Halkların Demokratik Partisi (HDP) eski Eş Genel Başkanları Figen Yüksekdağ ve Selahattin Demirtaş’ın da aralarında olduğu 18’i tutuklu 108 siyasetçi hakkında açılan davanın karar duruşması dün görüldü. IŞİD’in Kobanê’ye dönük saldırılarına karşı 6-8 Ekim 2014 tarihlerinde gelişen protesto eylemleri gerekçe gösterilerek açılan davada siyaetçilere ceza yağdı.
‘DÜŞMAN HUKUKU’
İnsan Hakları Derneği (İHD) Eş Genel Başkanı Eren Keskin, kararı “düşman hukuku uygulaması” olarak değerlendirdi. Keskin, cumhuriyet tarihi boyunca devletin Kürt politikasının değişmediğine işaret ederek, “Bu tam bir İstiklal Mahkemesi uygulaması. Ben geçen hafta cezaevinde Gültan Kışanak ile konuştuğumda şöyle söylemişti; ‘İddianame daha bize gelmeden MHP Genel Başkan Yardımcısı Semih Yalçın’ın elindeydi.’ MHP’nin istediği her şeyi AKP’ye yaptırmasının bir sonucudur bu kararlar. Bizzat ben Semih Yalçın ve zihniyeti tarafından yazıldığını düşünüyorum” diye konuştu.
‘HEM ULUSLARARASI HEM DE İÇ HUKUKA AYKIRI’
Keskin, konuşmalar ve yazılar üzerinden böylesi cezalar verilemeyeceğini vurguladı. Keskin, “Bu, uluslararası hukuka da Türkiye’nin kendi iç hukukuna da aykırıdır. Bu intikamcı bir karardır. İntikamcı bir şekilde karar verilmiştir. En yüksek cezaların da yönetici konumundaki Selahattin Demirtaş ve Figen Yüksekdağ’a verilmiş olması da bunun en açık göstergesidir” diye belirtti.
Kararlarla “Kürt siyasetinin politik anlamda katledilmek istediğini” belirten Keskin, “Bunu başaramayacaklar. Bu savaş politikalarında ısrarın sonucudur. ‘Biz sivil siyaset istemiyoruz, savaşmak istiyoruz’ diyorlar. Bu kararın bence en kısa özeti budur. Aysel Tuğluk bugün beraat etti. Aysel Tuğluk, 10 yıllık süreci hiçbir şekilde hatırlamıyor. Annesine yapılan kötülük nedeniyle Aysel Tuğluk artık cümle bile kuramıyor” ifadelerini kullandı.

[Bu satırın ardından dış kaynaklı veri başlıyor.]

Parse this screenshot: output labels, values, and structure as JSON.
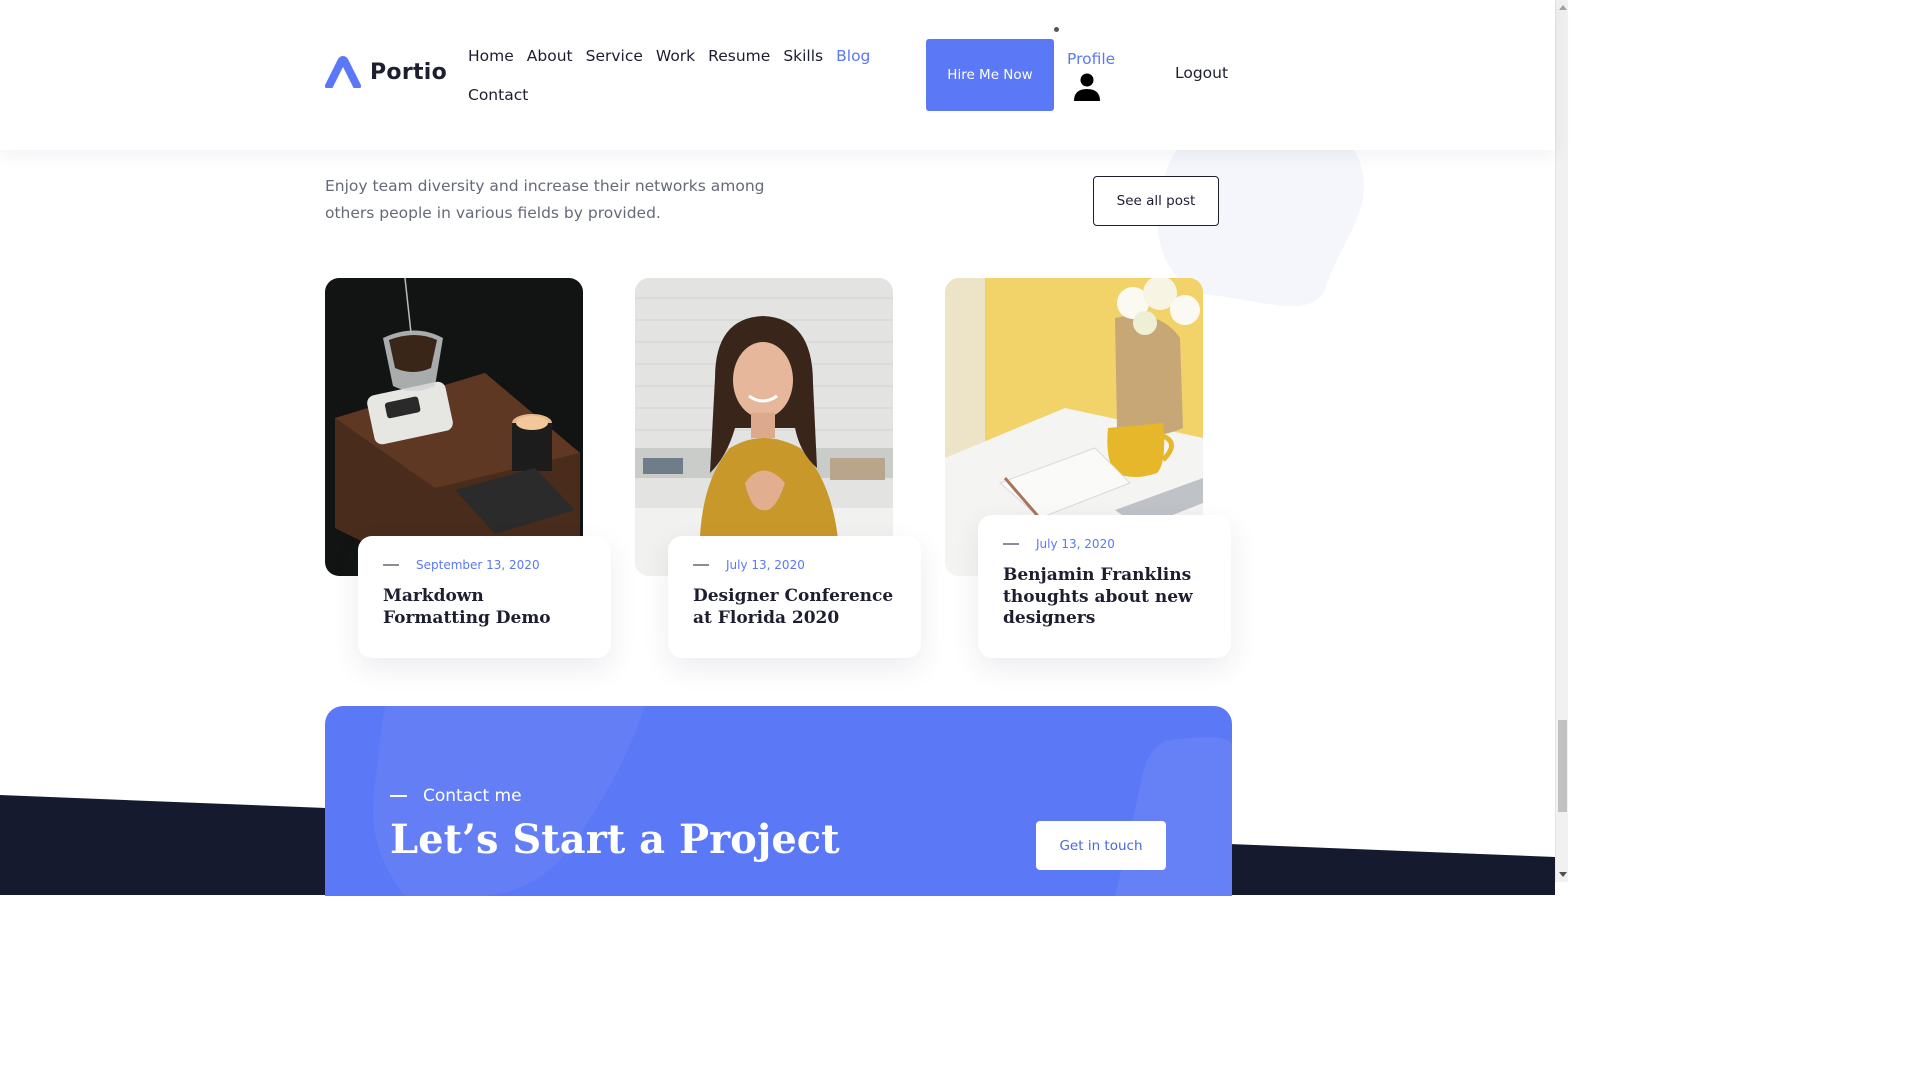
{
  "brand": {
    "name": "Portio",
    "accent": "#5b78f6",
    "dark": "#1d1e30"
  },
  "nav": {
    "row1": [
      "Home",
      "About",
      "Service",
      "Work",
      "Resume",
      "Skills",
      "Blog"
    ],
    "row2": [
      "Contact"
    ],
    "active": "Blog"
  },
  "header": {
    "hire_label": "Hire Me Now",
    "profile_label": "Profile",
    "profile_icon": "person-icon",
    "logout_label": "Logout"
  },
  "blog": {
    "intro": "Enjoy team diversity and increase their networks among others people in various fields by provided.",
    "see_all_label": "See all post",
    "posts": [
      {
        "date": "September 13, 2020",
        "title": "Markdown Formatting Demo",
        "image": "coffee-pour-over-photo"
      },
      {
        "date": "July 13, 2020",
        "title": "Designer Conference at Florida 2020",
        "image": "smiling-woman-photo"
      },
      {
        "date": "July 13, 2020",
        "title": "Benjamin Franklins thoughts about new designers",
        "image": "desk-notebook-cup-photo"
      }
    ]
  },
  "contact": {
    "eyebrow": "Contact me",
    "title": "Let’s Start a Project",
    "button_label": "Get in touch"
  }
}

‘SONUÇLARDA CHP’NİN PAYI VAR’
Ortaya çıkan tabloda CHP’nin de rolü olduğuna dikkati çeken Keskin, “Onların yumuşama, normalleşme politikalarında Kürtler yoktur. Dokunulmazlıkların kaldırılması yönünde büyük çabaları ve kaldırdıkları ellerle bu sonucun hazırlanmasında CHP’nin de payı var. CHP buradan kendisini aklayarak asla çıkamaz. CHP mağdur seçici bir politika yapıyor. Orada yıllardır yatan Kürt siyasileri CHP gündeme getirmiyor” ifadelerini kullandı.
‘MÜCADELE BİTMEDİ’
Keskin, şöyle devam etti: “Hepimiz cezaevine girdik ve çıktık. Hepimiz adliyelerde arkadaşlarımızı bekledik ama bu mücadele bitmedi. Bunu devletin kendisi de çok iyi biliyor. Hiçbir zaman bitmedi. Yıllar önce Leyla Zana, Ahmet Türk, Sırrı Sakık, Orhan Doğan da uzun seneler cezaevinde yattı. Bu karar devletin değişmezliğinin bir sonucudur. Devlet ‘ben değişmeyeceğim, ben Kürt sorununu çözmeyeceğim, istediğinizi yapın ben aynı politikalarda ısrarcıyım’ diyor. Biz de ısrarcıyız; insan hakları savunucuları olarak uluslararası güçlerin de Türkiye’yi uluslararası sözleşmelere uymalarını çağırmalarını bekliyoruz.”